Uncertainty in the global economy
In the current instability in the economy caused through the COVID-19 pandemic, as well as other causes, more and more investors are looking for safe haven assets like gold and crypto. As the global economic situation is uncertain and uncertain, this could lead to an increase in demand for crypto and higher prices.
Retail investors are able to earn interest
Institutional investors aren’t the only one who’s showing an interest in crypto. Retail investors, or individual investors, are also starting to participate in the crypto market. As more and more everyday people become aware of crypto and how to invest in it this could result in an increase in demand and consequently higher prices.
A growing number of people are becoming aware of and accepting cryptocurrency
As the market for crypto is maturing, more and more people are beginning to become aware about and understand it. As awareness and acceptance of crypto grows, this could lead to more people purchasing as well as holding the crypto that could raise prices.

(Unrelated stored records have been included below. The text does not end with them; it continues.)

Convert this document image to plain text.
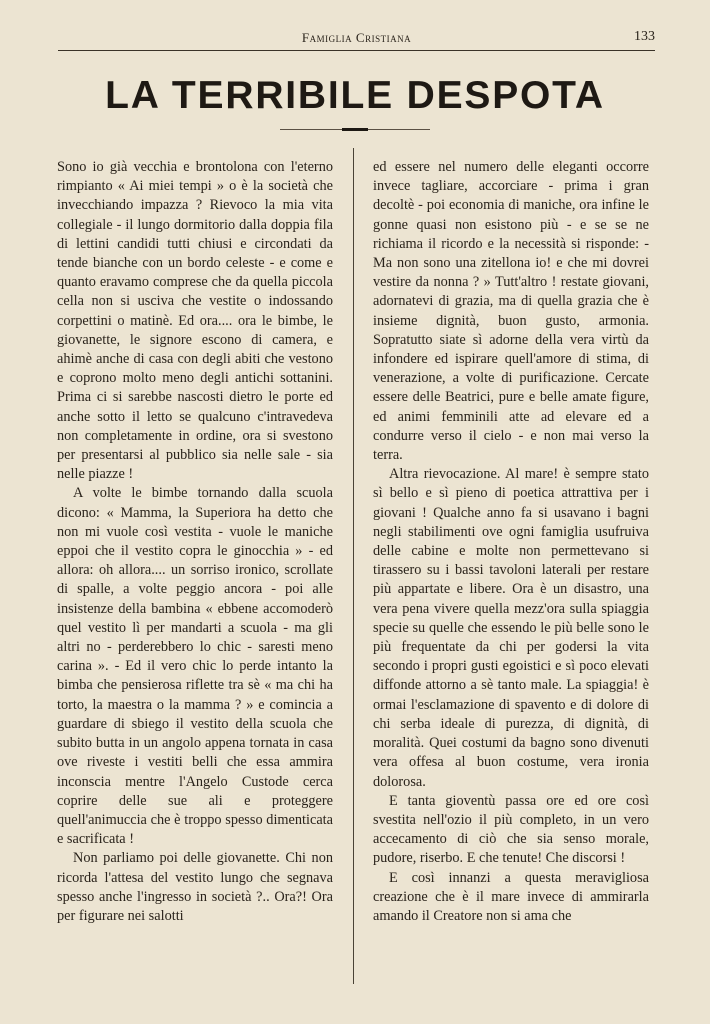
Famiglia Cristiana	133
LA TERRIBILE DESPOTA

Sono io già vecchia e brontolona con l'eterno rimpianto « Ai miei tempi » o è la società che invecchiando impazza ? Rievoco la mia vita collegiale - il lungo dormitorio dalla doppia fila di lettini candidi tutti chiusi e circondati da tende bianche con un bordo celeste - e come e quanto eravamo comprese che da quella piccola cella non si usciva che vestite o indossando corpettini o matinè. Ed ora.... ora le bimbe, le giovanette, le signore escono di camera, e ahimè anche di casa con degli abiti che vestono e coprono molto meno degli antichi sottanini. Prima ci si sarebbe nascosti dietro le porte ed anche sotto il letto se qualcuno c'intravedeva non completamente in ordine, ora si svestono per presentarsi al pubblico sia nelle sale - sia nelle piazze !

A volte le bimbe tornando dalla scuola dicono: « Mamma, la Superiora ha detto che non mi vuole così vestita - vuole le maniche eppoi che il vestito copra le ginocchia » - ed allora: oh allora.... un sorriso ironico, scrollate di spalle, a volte peggio ancora - poi alle insistenze della bambina « ebbene accomoderò quel vestito lì per mandarti a scuola - ma gli altri no - perderebbero lo chic - saresti meno carina ». - Ed il vero chic lo perde intanto la bimba che pensierosa riflette tra sè « ma chi ha torto, la maestra o la mamma ? » e comincia a guardare di sbiego il vestito della scuola che subito butta in un angolo appena tornata in casa ove riveste i vestiti belli che essa ammira inconscia mentre l'Angelo Custode cerca coprire delle sue ali e proteggere quell'animuccia che è troppo spesso dimenticata e sacrificata !

Non parliamo poi delle giovanette. Chi non ricorda l'attesa del vestito lungo che segnava spesso anche l'ingresso in società ?.. Ora?! Ora per figurare nei salotti

ed essere nel numero delle eleganti occorre invece tagliare, accorciare - prima i gran decoltè - poi economia di maniche, ora infine le gonne quasi non esistono più - e se se ne richiama il ricordo e la necessità si risponde: - Ma non sono una zitellona io! e che mi dovrei vestire da nonna ? » Tutt'altro ! restate giovani, adornatevi di grazia, ma di quella grazia che è insieme dignità, buon gusto, armonia. Sopratutto siate sì adorne della vera virtù da infondere ed ispirare quell'amore di stima, di venerazione, a volte di purificazione. Cercate essere delle Beatrici, pure e belle amate figure, ed animi femminili atte ad elevare ed a condurre verso il cielo - e non mai verso la terra.

Altra rievocazione. Al mare! è sempre stato sì bello e sì pieno di poetica attrattiva per i giovani ! Qualche anno fa si usavano i bagni negli stabilimenti ove ogni famiglia usufruiva delle cabine e molte non permettevano si tirassero su i bassi tavoloni laterali per restare più appartate e libere. Ora è un disastro, una vera pena vivere quella mezz'ora sulla spiaggia specie su quelle che essendo le più belle sono le più frequentate da chi per godersi la vita secondo i propri gusti egoistici e sì poco elevati diffonde attorno a sè tanto male. La spiaggia! è ormai l'esclamazione di spavento e di dolore di chi serba ideale di purezza, di dignità, di moralità. Quei costumi da bagno sono divenuti vera offesa al buon costume, vera ironia dolorosa.

E tanta gioventù passa ore ed ore così svestita nell'ozio il più completo, in un vero accecamento di ciò che sia senso morale, pudore, riserbo. E che tenute! Che discorsi !

E così innanzi a questa meravigliosa creazione che è il mare invece di ammirarla amando il Creatore non si ama che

Decentralized finance (DeFi) is a rapidly growing area of the crypto market that enables finance services built upon blockchain technology. As DeFi continues to grow and more projects and platforms come online, this could lead to increased adoption and higher prices for crypto.
Advances in crypto-based payment methods
As the crypto market continues to grow as more and more businesses are starting using crypto to be a form of payment. This could lead to increased use of crypto in regular transactions, and a rise in prices.
Increased investment from sovereign wealth funds
The sovereign wealth fund, also known as state-owned investments, are now beginning to look at crypto as a potential asset class. As more of these funds dedicate a part or their entire portfolios to cryptocurrency, it could increase demand and increased prices.
Utilization of crypto to make international payments
One of the biggest benefits of cryptocurrency is its capability to perform fast and cheap cross-border payments. As more individuals and businesses start to utilize crypto for international transactions, this could lead to increased demand and higher costs.
Increasing numbers of crypto ATM’s
With the amount of crypto ATM’s increase it will be more convenient for consumers to purchase and hold crypto, which will drive up demand and prices.
Security tokens are developed for development
Security tokens, or digital assets that signify ownership in an asset like stocks or real estate, are a rapidly growing segment of the cryptocurrency market. Since more and more security tokens will be created and traded, it could result in a rise in demand, and thus higher prices for crypto.
Merchants are more likely to adopt the concept.
As more and more merchants start accepting crypto as a means of payment, it makes it easier for consumers to use and hold cryptocurrency, which will boost demand and increase prices.
Will crypto be on the increase in 2023? Only time will tell. With these things being considered, it’s likely that the crypto market could have a rebound by 2023. For those committed to the long run patience and discipline will be key.